Distributed processing creates special problems in reconciling the work performed by the computational modules. Faults can occur and be propagated as computational errors in the module itself and in other modules. When this situation is detected, it is necessary to recover what is good and redo the portions that have been contaminated with error. Lin and Shin examine this problem under conditions in which fault and error detection may be neither instantaneous nor complete. There are two major portions of this paper: formal analysis of damage assessment and evaluation of the optimal rollback points.

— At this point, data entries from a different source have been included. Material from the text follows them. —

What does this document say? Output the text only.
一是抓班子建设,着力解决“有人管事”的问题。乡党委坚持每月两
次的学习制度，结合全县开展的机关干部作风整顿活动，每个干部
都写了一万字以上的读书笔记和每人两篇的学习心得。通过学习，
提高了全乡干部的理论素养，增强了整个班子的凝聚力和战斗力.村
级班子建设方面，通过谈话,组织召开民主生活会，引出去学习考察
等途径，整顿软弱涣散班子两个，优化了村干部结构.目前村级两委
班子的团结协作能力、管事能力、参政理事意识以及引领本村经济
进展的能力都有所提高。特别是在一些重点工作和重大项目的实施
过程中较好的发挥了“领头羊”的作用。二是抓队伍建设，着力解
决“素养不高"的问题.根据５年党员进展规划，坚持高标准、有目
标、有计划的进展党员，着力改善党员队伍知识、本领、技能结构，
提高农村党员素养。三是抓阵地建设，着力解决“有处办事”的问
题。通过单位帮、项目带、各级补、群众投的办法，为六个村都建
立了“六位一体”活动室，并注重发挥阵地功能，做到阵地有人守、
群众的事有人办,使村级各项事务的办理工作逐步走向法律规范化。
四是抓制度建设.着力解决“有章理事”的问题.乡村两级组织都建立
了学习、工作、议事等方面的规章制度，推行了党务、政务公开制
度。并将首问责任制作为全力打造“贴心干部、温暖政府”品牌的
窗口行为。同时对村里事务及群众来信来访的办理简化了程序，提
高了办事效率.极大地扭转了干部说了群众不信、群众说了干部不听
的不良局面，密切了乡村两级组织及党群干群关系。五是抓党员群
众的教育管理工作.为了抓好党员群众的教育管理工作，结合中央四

Damage assessment is examined using three cases: the error is detected and the faulty module is identified; the error is detected but the faulty module is unidentified; and a fault is uncovered by periodic diagnostics. For each of the cases, the authors generate sets of equations describing the density function for the conditional probability that a computational node’s contamination time is no later than some time t. The derivations are detailed and lengthy. Fortunately, the authors provide a list of symbols in this section to assist readers.

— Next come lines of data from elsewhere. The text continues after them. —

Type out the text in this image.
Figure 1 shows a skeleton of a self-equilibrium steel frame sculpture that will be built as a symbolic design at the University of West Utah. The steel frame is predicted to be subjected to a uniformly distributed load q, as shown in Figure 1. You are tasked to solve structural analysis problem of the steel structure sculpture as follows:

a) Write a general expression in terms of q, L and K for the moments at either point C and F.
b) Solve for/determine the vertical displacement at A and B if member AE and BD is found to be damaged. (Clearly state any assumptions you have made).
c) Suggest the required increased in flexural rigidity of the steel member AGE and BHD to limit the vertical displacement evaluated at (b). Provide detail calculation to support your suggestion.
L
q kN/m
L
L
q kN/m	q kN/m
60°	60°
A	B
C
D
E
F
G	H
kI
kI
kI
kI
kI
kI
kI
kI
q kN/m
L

The evaluation of optimal rollback points is a problem in nonlinear integer programming. Two algorithms are developed, the first being a rollback algorithm that minimizes the mean recovery overhead, and the second being a branch-and-bound algorithm that serves the rollback algorithm by extracting and examining subsets of rollback points. A small simulation is provided as a demonstration. A list of symbols should have been attached to this section as well.
In the last section, the authors discuss the integration of damage assessment with optimistic message logging and checkpointing schemes. They note that a significant problem in integrating damage assessment with an existing rollback scheme is the amount of stable storage required to log messages.